A Service PieceThursday, May 02, 2013
Few in our present world understand how journalism works. They do not understand how magazines and newspapers earn money. And even fewer would ever appreciate the almost absolute objective manner in which Walter Cronkite read the news on TV.
We know that CNN is not doing well in attempting to give a balanced view of news. Those on the right in the US gravitate to Fox News and those on the left to MSNBC. Neither of those are objective. You tune in to what you want to hear. My Rosemary and I want to listen to Rachel Maddow because we are lefties. We do not watch any Canadian news on any Canadian TV channels. I get my Canadian news on CBC Radio when I drive. The most serious bit of journalism, particularly of journalism that few others tend to tread is The Debaters. They are funny but they discuss topics untouched by most other media.
Rosemary and I read the Vancouver Sun (delivered) in conjunction with our NY Times (delivered every day). I tend not to read news on the computer because I find that there are very interesting stories (as an example) on the Sunday Style section that I might otherwise miss if I look at the on line version of the paper. On the other hand I do understand that I lose out (but I don’t because I have a free subscription to the on line NY Times) with slide shows particularly in the excellent Friday edition of the arts. There is a separate one (not in the film, theatre, TV or dance) that is all about museums, art galleries and exhibitions.
Having worked for magazines and newspapers before the advent of the everything is free on the net journalism I have a bit of an edge (and inside one) on how those magazines and newspapers of that past paid salaries and made money, enough to pay printers, delivery with enough left over to make a profit.
There was always supposed to be a separation between the editorial side of a publication and the side of sales where salespeople went out to sell adds.
I remember meeting a young and idealistic journalist called Les Wiseman. He was just out of UBC and believed in that sacrosanct division between journalism and the selling of ads.
I remember walking with him one day in the early 80s to a lighting store on Burrard and Davie where he was going to have a look (and I was to photograph) a light fixture made to resemble the Starship Enterprise. He was going to write about it in what in those days we used the euphemistic term of a service piece. A service piece was supposed to look like journalism, independent journalism and the writer would write (most seriously) about the best light fixture for your home. I remember telling Wiseman, “What’s next, track lighting?” He became very angry and I seem to recall that he punched me.
It became evident to all of us in the particular magazine (Vancouver Magazine) that the service piece was important in getting ads. More ads meant room for real journalism. It meant articles (Rick Ouston was one of the contributors to this sort of thing) on the health (or not) of our local newspapers. Article on track lighting enabled the magazine to run stuff dear to Wiseman’s soul.
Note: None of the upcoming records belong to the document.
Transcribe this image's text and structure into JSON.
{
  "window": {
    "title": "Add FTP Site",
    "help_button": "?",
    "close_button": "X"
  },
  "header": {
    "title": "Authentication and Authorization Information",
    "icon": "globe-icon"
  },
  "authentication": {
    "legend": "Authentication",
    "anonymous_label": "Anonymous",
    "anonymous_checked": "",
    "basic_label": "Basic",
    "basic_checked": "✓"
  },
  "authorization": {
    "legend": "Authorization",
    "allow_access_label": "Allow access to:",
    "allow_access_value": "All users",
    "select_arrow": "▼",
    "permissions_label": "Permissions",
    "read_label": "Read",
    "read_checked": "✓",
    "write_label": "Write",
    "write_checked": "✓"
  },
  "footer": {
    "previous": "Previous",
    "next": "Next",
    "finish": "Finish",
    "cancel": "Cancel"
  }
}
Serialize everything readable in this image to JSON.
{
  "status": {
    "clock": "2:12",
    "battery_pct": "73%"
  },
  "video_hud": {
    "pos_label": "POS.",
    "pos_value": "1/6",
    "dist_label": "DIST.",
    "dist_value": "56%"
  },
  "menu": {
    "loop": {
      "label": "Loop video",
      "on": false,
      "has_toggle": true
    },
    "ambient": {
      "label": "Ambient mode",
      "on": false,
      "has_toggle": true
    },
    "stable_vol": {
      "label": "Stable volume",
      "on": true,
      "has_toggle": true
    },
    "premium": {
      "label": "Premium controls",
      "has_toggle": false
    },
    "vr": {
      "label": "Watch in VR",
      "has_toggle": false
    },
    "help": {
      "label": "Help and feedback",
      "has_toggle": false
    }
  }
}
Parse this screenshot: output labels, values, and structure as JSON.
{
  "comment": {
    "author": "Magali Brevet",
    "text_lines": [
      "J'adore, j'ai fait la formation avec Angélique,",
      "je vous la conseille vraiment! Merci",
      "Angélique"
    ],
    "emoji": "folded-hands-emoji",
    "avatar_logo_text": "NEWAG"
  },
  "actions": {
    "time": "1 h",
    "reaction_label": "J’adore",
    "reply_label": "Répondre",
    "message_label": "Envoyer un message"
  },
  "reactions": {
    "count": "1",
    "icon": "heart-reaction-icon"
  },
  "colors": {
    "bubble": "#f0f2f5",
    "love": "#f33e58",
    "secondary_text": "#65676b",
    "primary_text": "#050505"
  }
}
I worked for such a magazine. It was called Achievers and it was a copy of what was then Vancouver's most expensive magazine (I worked for that one, too) which was called Nuvo. As an example Nuvo published a story on diamonds. The South African company De Beers sent the magazine editor on a junket to South Africa. The company then provided the magazine with beautiful photographs of diamond making and of diamonds. The article was an exclusive one.
In real journalism, those who are interviewed are never paid nor do they pay. The exception all these years have been exclusive interviews given by rapist, or kidnap victims, etc.
At about the Starship Enterprise time we knew and even participated in travel junkets. In these junkets, Los Angeles publicists gave Vancouver writers complementary tickets to travel to LA (hotels included, etc) and then these writers would attend press conferences with famous movie actors or directors. The deal was to place your tape recorder (with other journalists’ tape recorders) on a table and then you might get to ask one or two questions. You would then publish in Vancouver “Exclusive interview with Harrison Ford.”
Is it a coincidence that both the Vancouver Sun and the NY Times on a given day will have reviews of the same films? Globalization has helped standardize the news. It is all mostly the same (except of course Rachel Maddow or Maureen Dowd).
All the above, yes, all the above, is but an overture for the justification for plunking photographs of two lovely women wearing glasses.
It was early in the 80s when I was dispatched to take photographs of people wearing glasses sold exclusively in a very fashionable store on Robson called Optique 2000. This was not a fashion shoot (I was deemed not to have the talent for that sort of thing) but a service piece. I enquired if the magazine would pay those who posed with the glasses. I was told, emphatically, “No.” I had an idea. I convinced two very beautiful exotic dancers to pose for me. They did and I was very happy with the pictures as was the magazine art director, Rick Staehling.
But for months after I was asked by all sorts of people where I had found my models. I was mum about it but secretly proud that we had pulled it off successfully.